What 0trace actually does
- No KYC: no account, no email, no identity collected.
- No IP checks and no logs, so there's nothing to hand over later.
- Orders auto-delete after 72 hours and the encrypted order chat after 24 — or you wipe either one yourself.
- Rates, fees and payouts are all worked out on our side, so you never have to trust a number your browser made up.
How to read a private exchange
- It settles from its own funds and doesn't sit on yours any longer than the swap needs.
- It says plainly what it stores, for how long, and when it's gone.
- It doesn't claim to be 100% anonymous or beyond the law. That's a marketing tell, not a feature.
- It shows a real, live rate you can check before you commit.
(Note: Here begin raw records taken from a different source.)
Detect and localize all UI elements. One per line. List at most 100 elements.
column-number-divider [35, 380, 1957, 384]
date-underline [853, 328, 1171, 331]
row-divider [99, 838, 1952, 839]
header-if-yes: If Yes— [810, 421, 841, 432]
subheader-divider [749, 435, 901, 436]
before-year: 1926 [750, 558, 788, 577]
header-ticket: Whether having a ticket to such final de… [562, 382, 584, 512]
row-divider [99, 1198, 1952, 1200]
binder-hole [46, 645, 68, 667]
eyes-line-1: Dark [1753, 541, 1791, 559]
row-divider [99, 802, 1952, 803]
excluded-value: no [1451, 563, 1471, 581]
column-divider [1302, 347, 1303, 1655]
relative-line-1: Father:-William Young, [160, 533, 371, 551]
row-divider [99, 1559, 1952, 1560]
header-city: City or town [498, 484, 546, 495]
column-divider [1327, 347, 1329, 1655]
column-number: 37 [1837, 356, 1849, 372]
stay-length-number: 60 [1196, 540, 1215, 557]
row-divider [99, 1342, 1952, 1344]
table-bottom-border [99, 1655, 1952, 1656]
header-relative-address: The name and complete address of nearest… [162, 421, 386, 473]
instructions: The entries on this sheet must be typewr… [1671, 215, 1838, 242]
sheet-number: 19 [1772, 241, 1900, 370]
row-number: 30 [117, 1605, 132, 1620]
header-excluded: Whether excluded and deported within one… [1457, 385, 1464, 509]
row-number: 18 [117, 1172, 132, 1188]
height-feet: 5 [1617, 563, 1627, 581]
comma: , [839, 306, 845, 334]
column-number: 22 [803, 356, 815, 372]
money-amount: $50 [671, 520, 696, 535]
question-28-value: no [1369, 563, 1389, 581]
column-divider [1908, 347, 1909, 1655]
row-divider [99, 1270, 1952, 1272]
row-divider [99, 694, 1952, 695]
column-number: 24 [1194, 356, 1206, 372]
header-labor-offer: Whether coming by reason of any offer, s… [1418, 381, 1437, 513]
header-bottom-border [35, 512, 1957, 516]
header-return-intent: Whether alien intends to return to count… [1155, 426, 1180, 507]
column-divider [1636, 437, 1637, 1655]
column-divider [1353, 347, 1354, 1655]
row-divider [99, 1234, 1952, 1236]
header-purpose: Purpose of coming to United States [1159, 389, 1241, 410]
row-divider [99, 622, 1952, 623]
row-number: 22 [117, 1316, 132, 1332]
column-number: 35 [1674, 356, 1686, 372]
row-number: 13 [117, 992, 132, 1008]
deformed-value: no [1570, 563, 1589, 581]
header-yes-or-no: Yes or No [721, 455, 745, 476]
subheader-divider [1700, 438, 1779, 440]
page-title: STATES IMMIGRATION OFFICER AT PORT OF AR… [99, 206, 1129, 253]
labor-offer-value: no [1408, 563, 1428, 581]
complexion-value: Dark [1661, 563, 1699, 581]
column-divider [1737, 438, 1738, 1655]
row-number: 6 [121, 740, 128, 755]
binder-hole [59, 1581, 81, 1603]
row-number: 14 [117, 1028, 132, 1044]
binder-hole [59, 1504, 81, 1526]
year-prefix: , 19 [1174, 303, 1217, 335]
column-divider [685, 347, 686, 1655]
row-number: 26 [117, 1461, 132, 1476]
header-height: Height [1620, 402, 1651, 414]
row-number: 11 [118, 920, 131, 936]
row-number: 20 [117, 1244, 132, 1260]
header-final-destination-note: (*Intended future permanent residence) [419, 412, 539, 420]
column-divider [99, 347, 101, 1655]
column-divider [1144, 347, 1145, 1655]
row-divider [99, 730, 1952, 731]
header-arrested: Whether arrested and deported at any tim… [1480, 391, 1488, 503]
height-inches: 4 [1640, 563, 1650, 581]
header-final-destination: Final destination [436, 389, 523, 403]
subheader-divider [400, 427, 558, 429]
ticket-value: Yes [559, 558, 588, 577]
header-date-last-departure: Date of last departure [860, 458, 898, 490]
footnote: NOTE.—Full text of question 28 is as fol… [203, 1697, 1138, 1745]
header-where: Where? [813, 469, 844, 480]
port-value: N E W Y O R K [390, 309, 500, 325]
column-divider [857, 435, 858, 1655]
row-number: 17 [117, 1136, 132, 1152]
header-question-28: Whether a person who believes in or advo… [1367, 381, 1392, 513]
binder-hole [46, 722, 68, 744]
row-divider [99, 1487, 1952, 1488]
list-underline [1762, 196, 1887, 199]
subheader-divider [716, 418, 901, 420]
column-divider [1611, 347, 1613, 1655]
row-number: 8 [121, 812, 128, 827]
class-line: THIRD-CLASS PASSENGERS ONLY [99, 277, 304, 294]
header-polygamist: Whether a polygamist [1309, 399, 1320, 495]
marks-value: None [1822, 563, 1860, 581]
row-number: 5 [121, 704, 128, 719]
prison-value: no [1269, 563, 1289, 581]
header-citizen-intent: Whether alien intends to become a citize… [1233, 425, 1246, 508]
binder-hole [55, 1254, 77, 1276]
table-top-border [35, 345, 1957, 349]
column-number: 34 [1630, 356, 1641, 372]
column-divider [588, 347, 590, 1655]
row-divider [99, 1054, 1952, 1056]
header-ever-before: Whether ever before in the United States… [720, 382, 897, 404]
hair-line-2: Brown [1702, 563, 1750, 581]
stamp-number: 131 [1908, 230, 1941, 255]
The part nobody likes to say
No serious exchange can promise no-AML in the literal sense. Sanctions exist, the law exists, and any operator can refuse a transaction. What a privacy-first exchange can promise is narrower and more honest: it doesn't collect your identity, it doesn't keep logs it doesn't need, and it doesn't quietly turn your swap into a profile. That's the difference worth paying attention to.